Carole Wilkinson, Inheritance, Walker Books Australia, September 2018, 240 pp., RRP $17.99 (pbk), ISBN 9781760650360
Inheritance was not a comfortable book to read, but it was a significant and thought-provoking one. It deals with the massacre of the Djargurd balug people, and the impact of our darker history, and Carole Wilkinson extends special thanks and acknowledgement to the Elders who read and edited drafts of the book.
I was reminded of books that I read in early high school like I Am David, and Goodnight Mister Tom. Well-written and intense, Inheritance will probably become a classroom text of note in the future, and I would suggest it for readers of 12 years and up, particularly 12 to 16.
When her father wanders off again, Nic is dumped with her unsociable grandfather at the rural family property of Yaratgil where her mother grew up. There’s no mobile reception, no friends, no conversation, and nothing to do. So Nic starts exploring, and finds a way to travel through time.
The more she travels, the more pieces of a strange puzzle she comes across. Something happened at Yaratgil a long time ago. And even generations later, in Nic’s own time, it seems like someone doesn’t want the truth to come out. Nic forms an uneasy alliance that grows into a friendship of trust with local boy, Thor. As she learns more about her family history, Thor’s search for his own heritage turns out to be another piece of the puzzle.
Wilkinson’s writing is strongly atmospheric, and brought back memories of visits to my grandparents’ farm in rural NSW, complete with the huge zinc bathtub. There is a sense of past and present being irrevocably linked in this landscape, and Wilkinson brings that out in her descriptions of the house, the land and the town that Nic moves through.
There are many layers to this book, and the themes that Wilkinson raises. I found myself going back and re-reading parts of the book to go deeper into certain elements. The title of the book, for example, is significant, and it would make an interesting discussion in the classroom to explore the levels of meaning behind it – what have the characters inherited? What has been passed on through the generations?
Nic comes to Strathmartin with a whole lot of baggage and history that she is unaware of. Why are the locals wary and unfriendly towards her? They don’t even know her. But there is family history, and even though she played no part in that history it isn’t so easy to set aside.
The layers of history, and the impact of the past, is something Inheritance explores with great finesse. As Nic travels backwards to moments in the past, she gathers pieces of both her own history, and that of her family going back many generations, and also a darker time in the local history when the Djargurd balug people lived there and were killed by the white settlers. For Nic, she has to acknowledge the part that her family played in inciting this massacre. For the reader, this is also a dark and unsettling part of the broader history of Australia.
Part of the puzzle, though, lies in Nic’s present day.
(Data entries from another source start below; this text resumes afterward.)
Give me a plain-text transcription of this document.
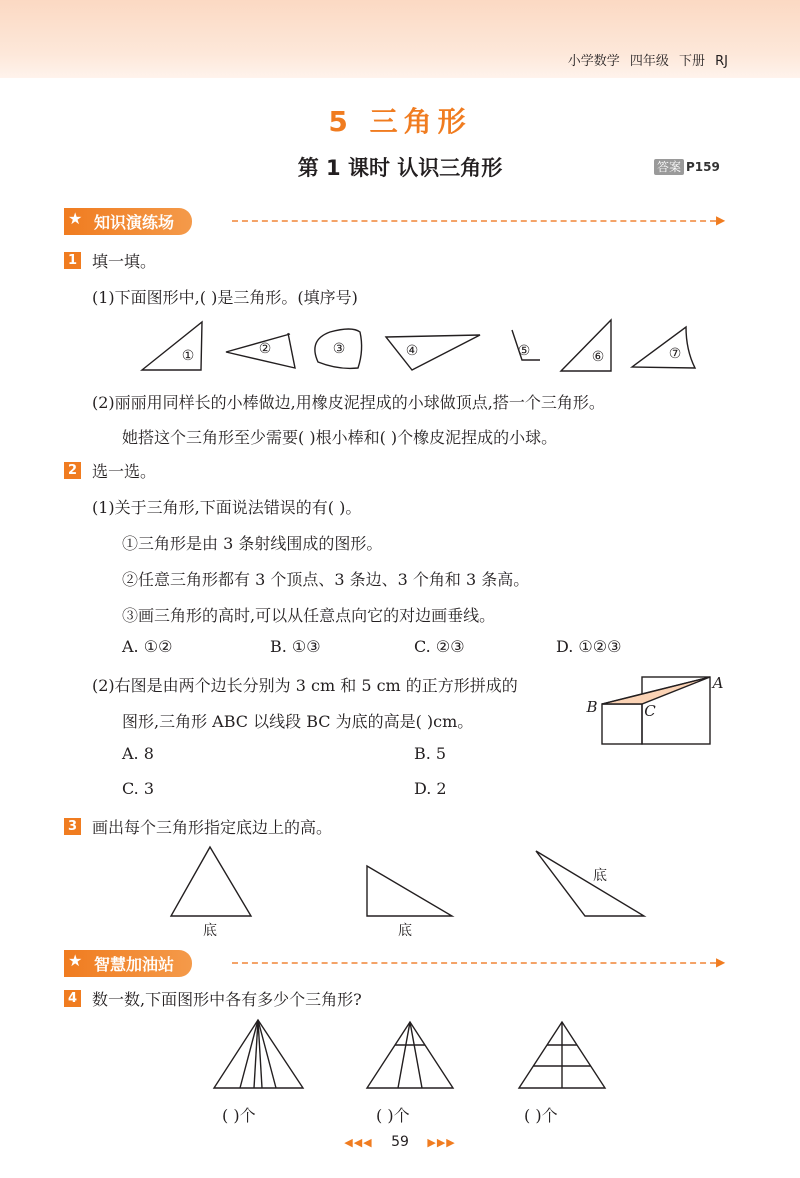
小学数学 四年级 下册 RJ
5 三角形
第 1 课时 认识三角形	答案 P159
★ 知识演练场	▶
1 填一填。
(1)下面图形中,( )是三角形。(填序号)
(2)丽丽用同样长的小棒做边,用橡皮泥捏成的小球做顶点,搭一个三角形。
她搭这个三角形至少需要( )根小棒和( )个橡皮泥捏成的小球。
2 选一选。
(1)关于三角形,下面说法错误的有( )。
①三角形是由 3 条射线围成的图形。
②任意三角形都有 3 个顶点、3 条边、3 个角和 3 条高。
③画三角形的高时,可以从任意点向它的对边画垂线。
A. ①②	B. ①③	C. ②③	D. ①②③
(2)右图是由两个边长分别为 3 cm 和 5 cm 的正方形拼成的
图形,三角形 ABC 以线段 BC 为底的高是( )cm。
A. 8	B. 5
C. 3	D. 2
3 画出每个三角形指定底边上的高。
★ 智慧加油站	▶
4 数一数,下面图形中各有多少个三角形?
( )个	( )个	( )个
①	②	③	④	⑤	⑥	⑦
B	C
A
底	底
底
◀◀◀ 59 ▶▶▶
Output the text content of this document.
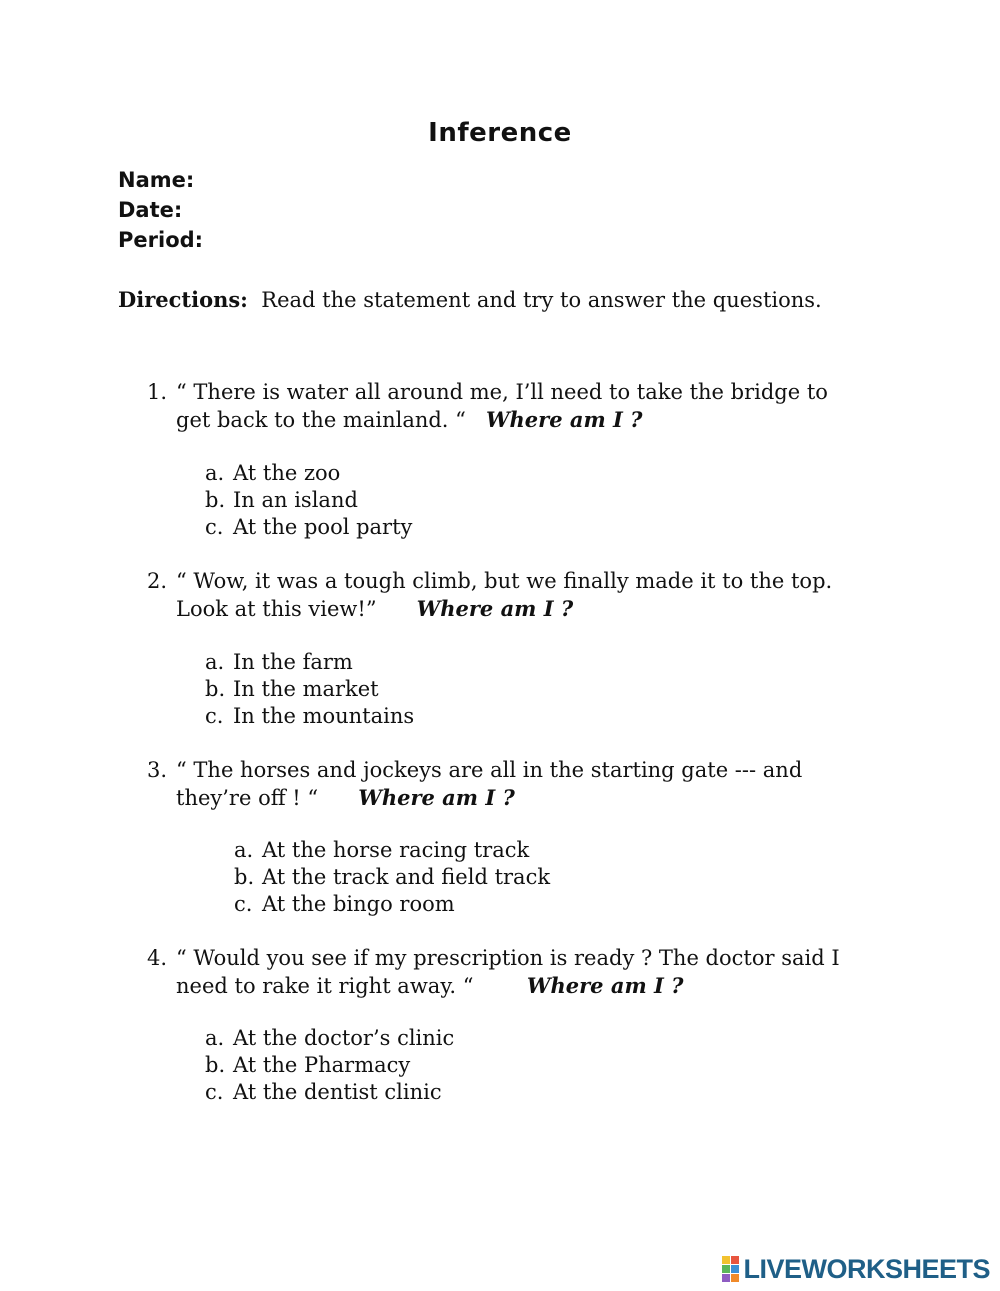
Inference
Name:
Date:
Period:
Directions: Read the statement and try to answer the questions.
1. “ There is water all around me, I’ll need to take the bridge to
get back to the mainland. “ Where am I ?
a. At the zoo
b. In an island
c. At the pool party
2. “ Wow, it was a tough climb, but we finally made it to the top.
Look at this view!” Where am I ?
a. In the farm
b. In the market
c. In the mountains
3. “ The horses and jockeys are all in the starting gate --- and
they’re off ! “ Where am I ?
a. At the horse racing track
b. At the track and field track
c. At the bingo room
4. “ Would you see if my prescription is ready ? The doctor said I
need to rake it right away. “	Where am I ?
a. At the doctor’s clinic
b. At the Pharmacy
c. At the dentist clinic
LIVEWORKSHEETS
The history of Strathmartin and Nic’s family property has left its mark, but the choices that some people continue to make drive the mark deeper. Nic and Thor also have choices to make that will, presumably, have an impact on the future. One of the concepts that is reiterated throughout the book is that Nic and the generations of women who time travelled before her may or may not be able to change the past, but they each have the choice and ability to learn from it and make a difference in their present.
There is no magical fix at the end of the book, but Nic and Thor have each, in their own way, travelled in time, and done their part to make things a little better in the future. And there is a reminder that, in the end, it is not for Nic or anyone else to insist on what that future should be for the living members of the Djargurd balug people; that is up to them. Wilkinson gently ties this back to the national conversations about treaty and reconciliation that are happening now.
Another theme that Wilkinson subtly explores is that of the women in Inheritance. Time travel is a significantly female ability, and becomes linked to freedom in many ways. That freedom is curtailed with disastrous results, and the choice to time travel becomes an important one not just for Nic, but for the other women of her family who have this ability.
One of the significant questions that Inheritance asks is the eternal question of why we study history at all? Why dwell on the past? Why read about and examine and return to these horrific events instead of moving on? This is very close to the question of time travel itself – what is the point of all the travelling if you can’t change what’s happened? I think that Carole Wilkinson offers a thoughtful answer to this question, and I hope this book becomes a part of the discussion and recognition that needs to be a part of Australia’s future.